According to Damian Baker of BG Engines, the Iron Lion is still alive and kicking. “The Holden side of things is still extremely strong; at any given time we probably have six to 10 of them in the shop,” he explains. “This one in particular has a couple of really cool features.”
First published in the July 2021 issue of Street Machine
For starters, the block is a brand new VT roller item that had never fired a shot, meaning that BG had the luxury of retaining the standard 4.000in bore. With a Scat steel crank, Scat I-beam rods and SRP forged flat-top pistons, the displacement ends up at 350ci, rather than the 355ci more commonly associated with stroked and bored Holden V8s. Because the brief called for an engine suitable for regular street use with a manual gearbox, compression was limited to a modest, pump fuel-friendly 11.7:1.

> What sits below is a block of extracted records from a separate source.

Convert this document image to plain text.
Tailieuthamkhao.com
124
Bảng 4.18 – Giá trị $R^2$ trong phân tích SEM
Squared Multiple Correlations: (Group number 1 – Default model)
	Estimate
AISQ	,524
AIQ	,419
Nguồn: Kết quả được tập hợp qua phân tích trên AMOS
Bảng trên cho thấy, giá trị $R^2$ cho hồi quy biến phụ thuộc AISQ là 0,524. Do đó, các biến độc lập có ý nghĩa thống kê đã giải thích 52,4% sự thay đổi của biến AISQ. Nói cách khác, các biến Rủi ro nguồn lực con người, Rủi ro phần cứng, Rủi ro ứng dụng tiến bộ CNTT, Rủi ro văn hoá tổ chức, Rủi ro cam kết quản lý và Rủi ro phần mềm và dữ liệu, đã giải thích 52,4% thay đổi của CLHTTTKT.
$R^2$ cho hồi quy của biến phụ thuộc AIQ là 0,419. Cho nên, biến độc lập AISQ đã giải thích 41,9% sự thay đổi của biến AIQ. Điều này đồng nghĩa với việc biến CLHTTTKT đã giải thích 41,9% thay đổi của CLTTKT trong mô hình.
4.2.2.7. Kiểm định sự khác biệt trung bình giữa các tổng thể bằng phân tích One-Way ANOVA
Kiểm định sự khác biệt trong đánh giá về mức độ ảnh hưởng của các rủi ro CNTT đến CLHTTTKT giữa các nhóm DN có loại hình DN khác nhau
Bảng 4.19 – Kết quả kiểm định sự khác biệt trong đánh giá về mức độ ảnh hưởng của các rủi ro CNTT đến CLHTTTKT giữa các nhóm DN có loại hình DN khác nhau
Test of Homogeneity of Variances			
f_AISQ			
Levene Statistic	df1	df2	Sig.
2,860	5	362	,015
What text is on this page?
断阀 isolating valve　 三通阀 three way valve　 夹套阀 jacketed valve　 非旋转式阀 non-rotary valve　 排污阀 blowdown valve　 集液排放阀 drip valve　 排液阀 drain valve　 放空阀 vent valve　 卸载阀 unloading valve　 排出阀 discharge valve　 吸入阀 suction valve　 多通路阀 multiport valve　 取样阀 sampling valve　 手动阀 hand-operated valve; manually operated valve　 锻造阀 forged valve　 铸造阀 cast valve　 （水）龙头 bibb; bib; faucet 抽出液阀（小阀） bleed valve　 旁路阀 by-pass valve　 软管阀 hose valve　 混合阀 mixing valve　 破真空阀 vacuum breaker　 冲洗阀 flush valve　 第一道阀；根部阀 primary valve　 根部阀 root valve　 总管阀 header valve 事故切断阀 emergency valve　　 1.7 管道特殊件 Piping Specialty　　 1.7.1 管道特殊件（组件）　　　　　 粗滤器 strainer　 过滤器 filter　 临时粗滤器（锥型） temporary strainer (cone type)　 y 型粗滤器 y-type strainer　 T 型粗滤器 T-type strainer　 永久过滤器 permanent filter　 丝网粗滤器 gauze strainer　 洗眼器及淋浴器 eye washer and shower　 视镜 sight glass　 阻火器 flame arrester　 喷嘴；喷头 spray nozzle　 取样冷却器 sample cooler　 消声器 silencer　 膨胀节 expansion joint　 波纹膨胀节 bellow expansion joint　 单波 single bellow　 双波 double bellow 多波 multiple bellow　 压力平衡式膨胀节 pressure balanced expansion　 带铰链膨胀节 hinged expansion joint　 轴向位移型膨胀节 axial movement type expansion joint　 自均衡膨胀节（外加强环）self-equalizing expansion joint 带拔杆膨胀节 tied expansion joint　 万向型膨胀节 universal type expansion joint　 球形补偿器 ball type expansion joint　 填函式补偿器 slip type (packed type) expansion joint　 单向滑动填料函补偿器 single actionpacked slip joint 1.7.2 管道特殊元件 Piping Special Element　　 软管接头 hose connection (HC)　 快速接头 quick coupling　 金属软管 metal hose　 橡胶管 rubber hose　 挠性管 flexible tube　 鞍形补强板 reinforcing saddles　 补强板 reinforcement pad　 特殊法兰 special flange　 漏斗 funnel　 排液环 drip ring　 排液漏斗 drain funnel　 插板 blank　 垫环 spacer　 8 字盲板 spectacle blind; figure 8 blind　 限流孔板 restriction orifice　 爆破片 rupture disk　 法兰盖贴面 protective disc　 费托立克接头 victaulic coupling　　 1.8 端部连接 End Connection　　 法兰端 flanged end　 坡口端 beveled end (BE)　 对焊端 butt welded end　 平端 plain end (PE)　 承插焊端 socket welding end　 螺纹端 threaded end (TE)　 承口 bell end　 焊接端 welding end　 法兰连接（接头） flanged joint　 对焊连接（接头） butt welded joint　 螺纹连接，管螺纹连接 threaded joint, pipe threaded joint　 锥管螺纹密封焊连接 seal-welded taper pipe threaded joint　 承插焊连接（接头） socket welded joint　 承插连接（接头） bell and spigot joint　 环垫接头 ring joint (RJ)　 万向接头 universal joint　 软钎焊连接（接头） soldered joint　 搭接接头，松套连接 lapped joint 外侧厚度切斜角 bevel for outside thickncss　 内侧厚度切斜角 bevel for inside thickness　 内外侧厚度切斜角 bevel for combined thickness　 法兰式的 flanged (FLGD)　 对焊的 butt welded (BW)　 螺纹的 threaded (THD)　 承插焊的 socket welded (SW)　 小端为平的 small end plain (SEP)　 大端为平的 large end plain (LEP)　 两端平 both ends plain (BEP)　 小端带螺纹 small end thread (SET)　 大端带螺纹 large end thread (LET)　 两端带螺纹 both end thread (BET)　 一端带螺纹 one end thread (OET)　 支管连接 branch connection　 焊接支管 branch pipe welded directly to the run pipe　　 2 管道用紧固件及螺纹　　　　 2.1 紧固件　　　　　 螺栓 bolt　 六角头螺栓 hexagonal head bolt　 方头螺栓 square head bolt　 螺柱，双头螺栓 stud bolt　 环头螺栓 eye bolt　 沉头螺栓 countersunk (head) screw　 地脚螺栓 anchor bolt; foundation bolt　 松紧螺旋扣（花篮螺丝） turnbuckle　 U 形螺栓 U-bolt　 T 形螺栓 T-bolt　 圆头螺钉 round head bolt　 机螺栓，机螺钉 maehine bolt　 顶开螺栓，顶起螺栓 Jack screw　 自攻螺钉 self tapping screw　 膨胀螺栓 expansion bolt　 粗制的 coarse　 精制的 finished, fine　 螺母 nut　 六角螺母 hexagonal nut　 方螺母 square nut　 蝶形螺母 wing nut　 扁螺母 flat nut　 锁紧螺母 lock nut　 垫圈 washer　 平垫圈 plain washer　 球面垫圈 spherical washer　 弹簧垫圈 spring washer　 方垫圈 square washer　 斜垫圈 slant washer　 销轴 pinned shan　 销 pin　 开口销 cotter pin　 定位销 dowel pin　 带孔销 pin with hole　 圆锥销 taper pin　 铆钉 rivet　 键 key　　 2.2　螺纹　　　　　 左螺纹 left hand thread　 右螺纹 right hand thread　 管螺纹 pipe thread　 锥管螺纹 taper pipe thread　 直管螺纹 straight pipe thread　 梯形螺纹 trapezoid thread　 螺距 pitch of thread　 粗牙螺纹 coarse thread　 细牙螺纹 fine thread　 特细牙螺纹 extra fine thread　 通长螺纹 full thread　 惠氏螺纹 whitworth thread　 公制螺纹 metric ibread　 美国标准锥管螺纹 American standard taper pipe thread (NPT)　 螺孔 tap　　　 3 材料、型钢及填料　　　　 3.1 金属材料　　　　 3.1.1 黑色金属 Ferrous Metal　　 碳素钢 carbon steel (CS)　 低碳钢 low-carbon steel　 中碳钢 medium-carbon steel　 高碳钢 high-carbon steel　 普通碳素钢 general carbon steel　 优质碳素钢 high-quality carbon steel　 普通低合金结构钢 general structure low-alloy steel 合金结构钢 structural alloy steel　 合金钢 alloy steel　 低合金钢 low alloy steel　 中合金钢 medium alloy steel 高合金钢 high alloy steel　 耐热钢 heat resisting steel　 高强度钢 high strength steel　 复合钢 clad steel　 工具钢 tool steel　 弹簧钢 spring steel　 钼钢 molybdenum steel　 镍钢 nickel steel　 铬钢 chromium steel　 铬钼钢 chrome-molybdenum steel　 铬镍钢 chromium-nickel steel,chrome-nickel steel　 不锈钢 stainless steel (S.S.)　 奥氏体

The lads at BG Engines have literal decades of experience with Holden V8s, and so they tended to the usual weak points with oiling system modifications, a small-block Chev rubber rear mains seal conversion, and one of their in-house CNC-machined billet mains girdles, which is compatible with the baffled Aeroflow pan.
The alloy heads are Yella Terra castings, which were ordered blank. The BG team selected suitable valve sizes for the application before cutting the seats and hand-blending the ports to suit. The heads are decked out with Yella Terra Platinum shaft roller rockers, COMP Cams valve springs and steel retainers, with Crow moly pushrods and BAM diamond-coated bushed lifters also used.
The camshaft is a mechanical roller, and was specced according to the owner’s desire to make decent grunt while retaining suitable road manners. It sports 249/255 degrees duration at .050 lift on 108-degree centres, and 0.620in of total valve lift. Like all solid-cammed Holden V8s, it sounds properly angry.
“This is a street cruiser with a bit of grunt, but the customer wanted some bling in the form of one of our in-house tunnel rams,” Damian grins. “The car itself is an absolutely stunning VK being built by the guys at Image Conversions, and the motor had to match.”
The beauty of your engine builder also fabricating your inlet manifold is that variables such as plenum volume and runner length can be properly optimised to suit the application.
“The engine is only 350ci, which is quite small in today’s terms,” Damian says. “We made the CNC-machined runners quite long, which helps with driveability, especially with it being a manual. You don’t have the luxury of a slippery converter helping it come on song, so we had to get it right. The manifold comes into play a lot with that; I’ll ask a customer 30-odd questions when we come to designing them. And all the experience we now have doing lots of street driving at Street Machine Drag Challenge has taught us how to tailor these set-ups to be driveable.”
But it still makes plenty of stonk, right? Yep, 627hp at 7400rpm, which is a very healthy number indeed for a pump-fuel, 350ci all-motor Holden.
“We tried not to get off track with this engine and wreck the driveability; maintaining that was really important,” says Damian. “It made 500ft-lb of torque; they drove the car around the block the other day, and I’m told it just wants to get the tyres off all the time!”
SEXY billet hardware abounds, including the Pro Billet tunnel ram, APD carbs, Shaun’s Custom Alloy rocker covers, timing cover, belt drive system, CVR alternator and Lowe Fabrications alternator bracket. But how’s this for going to extremes to ensure the engine looks the part? “A lot of race engines require the inlet manifold to be removed frequently for maintenance, so we often machine O-ring grooves into the inlet faces of the cylinder heads to make that quicker and easier,” says Damian. “In this case it was more for looks. The runners on the tunnel ram are CNC-machined to the shape of the ports, so if we were to use factory-style inlet manifold gaskets, it’d look pretty ugly. By using O-rings, we can do away with the manifold gaskets for a much cleaner look.”